Leaders who can help make Big Four a reality

Don’t waste your time reading too many books about leadership. Leadership is three things only: Envision, Empower and Enable. Let us define these first and then see how they are being applied to the Big Four agenda that the President has declared to be his legacy project.

The delivery and success or failure of the Big Four will teach us many things about leadership that we can apply not only in business, but in our personal lives as well. One day, not in the far future, we will look back and identify what went right or wrong – all in the context of Envision, Empower and Enable.

There is no leadership without clear vision. No leader can inspire people if they do not have a clear vision. The prophets were lucky that God sent them the vision. Mere mortals like you and I have to create our own vision. Vision is the ability to see the future and the results that you want. Great leaders will often incorporate the ideas of others and get people to support that vision.

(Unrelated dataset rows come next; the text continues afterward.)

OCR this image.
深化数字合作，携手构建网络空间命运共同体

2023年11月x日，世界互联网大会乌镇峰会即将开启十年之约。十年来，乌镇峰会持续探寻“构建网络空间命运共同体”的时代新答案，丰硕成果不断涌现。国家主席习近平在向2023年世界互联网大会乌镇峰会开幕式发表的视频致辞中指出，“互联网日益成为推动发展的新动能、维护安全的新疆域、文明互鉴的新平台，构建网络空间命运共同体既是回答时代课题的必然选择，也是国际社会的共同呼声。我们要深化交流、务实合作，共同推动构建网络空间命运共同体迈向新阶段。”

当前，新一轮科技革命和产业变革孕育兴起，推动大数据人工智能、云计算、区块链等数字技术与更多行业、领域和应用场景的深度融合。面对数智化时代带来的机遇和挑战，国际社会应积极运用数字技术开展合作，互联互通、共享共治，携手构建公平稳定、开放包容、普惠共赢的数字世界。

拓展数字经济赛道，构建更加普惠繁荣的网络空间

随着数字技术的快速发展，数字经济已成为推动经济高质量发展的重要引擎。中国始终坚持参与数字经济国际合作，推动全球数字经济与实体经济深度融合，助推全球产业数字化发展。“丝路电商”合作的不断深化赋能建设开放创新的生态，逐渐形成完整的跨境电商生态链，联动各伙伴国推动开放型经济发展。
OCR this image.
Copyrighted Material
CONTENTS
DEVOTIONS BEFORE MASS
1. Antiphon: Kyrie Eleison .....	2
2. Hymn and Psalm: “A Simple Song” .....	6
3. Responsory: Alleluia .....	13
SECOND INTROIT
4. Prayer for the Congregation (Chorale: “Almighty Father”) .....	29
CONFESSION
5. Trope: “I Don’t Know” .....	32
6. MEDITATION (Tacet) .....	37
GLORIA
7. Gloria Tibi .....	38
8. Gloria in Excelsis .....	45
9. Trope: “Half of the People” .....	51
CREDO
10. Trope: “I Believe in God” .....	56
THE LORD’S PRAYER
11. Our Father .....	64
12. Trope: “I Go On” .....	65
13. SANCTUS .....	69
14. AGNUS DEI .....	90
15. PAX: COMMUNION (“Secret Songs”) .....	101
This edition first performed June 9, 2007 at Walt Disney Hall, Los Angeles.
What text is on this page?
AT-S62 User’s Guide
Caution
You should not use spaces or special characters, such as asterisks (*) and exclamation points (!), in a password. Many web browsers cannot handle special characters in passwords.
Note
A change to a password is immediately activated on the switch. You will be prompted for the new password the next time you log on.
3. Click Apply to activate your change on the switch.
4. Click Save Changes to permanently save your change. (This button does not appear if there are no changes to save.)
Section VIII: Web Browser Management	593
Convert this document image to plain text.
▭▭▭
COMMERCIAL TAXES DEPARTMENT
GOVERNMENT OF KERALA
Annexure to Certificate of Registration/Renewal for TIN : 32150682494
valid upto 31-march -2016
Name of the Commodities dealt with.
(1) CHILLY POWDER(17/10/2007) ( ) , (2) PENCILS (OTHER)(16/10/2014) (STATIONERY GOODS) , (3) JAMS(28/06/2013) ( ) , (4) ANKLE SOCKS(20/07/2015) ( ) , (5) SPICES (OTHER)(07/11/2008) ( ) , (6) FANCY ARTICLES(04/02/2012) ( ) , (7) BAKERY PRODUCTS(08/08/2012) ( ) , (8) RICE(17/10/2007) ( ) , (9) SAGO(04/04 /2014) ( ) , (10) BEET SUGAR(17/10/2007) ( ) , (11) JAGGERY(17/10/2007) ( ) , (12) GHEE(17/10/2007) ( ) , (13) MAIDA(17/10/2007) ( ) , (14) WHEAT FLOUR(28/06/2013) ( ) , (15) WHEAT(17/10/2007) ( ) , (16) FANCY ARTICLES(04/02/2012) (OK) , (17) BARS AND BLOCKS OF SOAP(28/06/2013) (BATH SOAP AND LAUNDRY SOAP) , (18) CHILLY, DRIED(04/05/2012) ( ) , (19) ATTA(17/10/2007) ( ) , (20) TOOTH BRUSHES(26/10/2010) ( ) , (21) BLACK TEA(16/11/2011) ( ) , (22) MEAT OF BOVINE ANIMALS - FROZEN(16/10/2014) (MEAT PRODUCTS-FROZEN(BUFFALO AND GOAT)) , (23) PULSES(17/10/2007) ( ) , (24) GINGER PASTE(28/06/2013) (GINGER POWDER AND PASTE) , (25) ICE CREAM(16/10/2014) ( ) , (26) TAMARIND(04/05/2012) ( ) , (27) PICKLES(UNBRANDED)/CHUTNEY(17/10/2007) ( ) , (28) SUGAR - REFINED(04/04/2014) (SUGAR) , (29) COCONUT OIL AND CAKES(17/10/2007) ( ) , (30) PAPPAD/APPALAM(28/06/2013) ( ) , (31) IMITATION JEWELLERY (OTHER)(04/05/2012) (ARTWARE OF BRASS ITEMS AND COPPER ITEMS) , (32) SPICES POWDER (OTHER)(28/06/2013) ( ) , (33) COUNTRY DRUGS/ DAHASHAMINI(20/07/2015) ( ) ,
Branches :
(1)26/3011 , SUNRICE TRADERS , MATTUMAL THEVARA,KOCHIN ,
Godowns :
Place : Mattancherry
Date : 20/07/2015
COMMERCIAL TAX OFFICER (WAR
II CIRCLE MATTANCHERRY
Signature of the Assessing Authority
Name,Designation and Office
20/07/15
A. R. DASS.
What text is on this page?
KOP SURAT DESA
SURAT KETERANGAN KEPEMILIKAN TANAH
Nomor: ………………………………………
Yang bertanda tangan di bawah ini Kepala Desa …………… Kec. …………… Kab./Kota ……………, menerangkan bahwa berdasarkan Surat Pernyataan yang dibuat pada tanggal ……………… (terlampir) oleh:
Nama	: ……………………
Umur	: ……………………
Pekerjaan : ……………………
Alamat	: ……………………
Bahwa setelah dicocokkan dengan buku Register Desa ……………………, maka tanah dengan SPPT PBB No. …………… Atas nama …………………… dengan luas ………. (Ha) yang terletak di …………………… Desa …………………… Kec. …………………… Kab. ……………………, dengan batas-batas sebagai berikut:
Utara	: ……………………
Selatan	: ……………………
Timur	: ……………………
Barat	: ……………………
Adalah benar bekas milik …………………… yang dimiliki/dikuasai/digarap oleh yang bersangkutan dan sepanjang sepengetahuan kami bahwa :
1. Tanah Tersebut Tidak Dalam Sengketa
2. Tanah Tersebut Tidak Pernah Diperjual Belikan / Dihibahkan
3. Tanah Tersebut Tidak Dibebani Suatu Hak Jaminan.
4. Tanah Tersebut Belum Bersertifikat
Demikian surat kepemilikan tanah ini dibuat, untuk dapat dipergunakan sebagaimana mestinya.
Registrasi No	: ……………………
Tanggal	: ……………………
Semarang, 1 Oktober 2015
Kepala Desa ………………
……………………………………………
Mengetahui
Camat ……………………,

It does not matter who created the vision, it is always the leader who articulates, drives and owns the vision. I once saw a billboard in India that quoted Ratan Tata, which said; “Create vision and the means will follow”.

I have made that the bedrock of my motivation behind all major projects. Too many people worry about not having the means or the funds to do big things, but if all people waited until they had the money to do things, then nothing would get done.

President Kenyatta has a clear and powerful vision with the Big Four. If every Kenyan had a roof over their head which they owned (low cost housing), free medical care (universal health care), a job (manufacturing) and affordable food (food security), then Kenya would be a different country.

Single project

Can it be done in the next two years? Unlikely. But if this starts now, it will pick up momentum and in the next decade change our lives and country dramatically. Kibaki’s roads were not completed in his tenure, but his legacy lives on. President Uhuru’s vision is powerful. This is the first prerequisite for leadership – Vision.

Empower. Who is empowered to deliver this vision? Who has the mandate to deliver this project? Unfortunately, government. The Government has too many chiefs and in the end there is no clear ownership of any single project. Second, government is by its very nature moving at 20 kilometres per hour and we need to move at one 120 kilometres per hour to reach our destination.

If we don’t change strategy, we will not get there. If you study any of the countries that progressed at a super speed, you will see that every critical project had a specific champion who was held responsible for its successful delivery. That person lived and dreamed of nothing but his specific project.

Initial hiccups

They made sure it got delivered. They often had a direct reporting line to the President who ensured that all roadblocks were removed. When you allocate such critical projects to ‘ministries’, they get buried in layers of bureaucracy. This is what is happening in Kenya today. Consequently, we are nowhere close to achieving our goals in the time-frame that the President wants. If we do not appoint empowered people to deliver, then we are doomed to failure.

Enable. There is no point to have a vision and then empower people but then they do not have the funding and authority to deliver on the vision. Despite initial hiccups in raising money through local taxes and deductibles which were challenged in court, there is a clear effort being made to find the funding to get the job done. Even in his recent visit to Russia, the President asked for their support in building low-cost houses.

The Qataris agreed to fund us, just as the World Bank. Local entrepreneurs can do this without funding from abroad. Morocco has the most successful model in the supply of low cost housing in Africa. It’s all done by Moroccan companies. That’s the model we need to study.

The problem with low cost housing is that the cost of building materials is too high. This calls for some tax and duty cuts to make these products cheaper.

If we remove VAT from building materials, this would dramatically change the cost of construction. Government needs to do a cost-benefit analysis of the loss of these duties and VAT versus the value of hundreds of new houses for wananchi. Is the third prerequisite in place?

Kenya cannot afford to fail. Galana may have failed once but the vision is too big to stop just because we failed in the initial test. The vision is great. The spirit is willing but the flesh is weak. It’s time to reboot our strategy. It’s time to rethink our leadership model quickly. It’s time for change.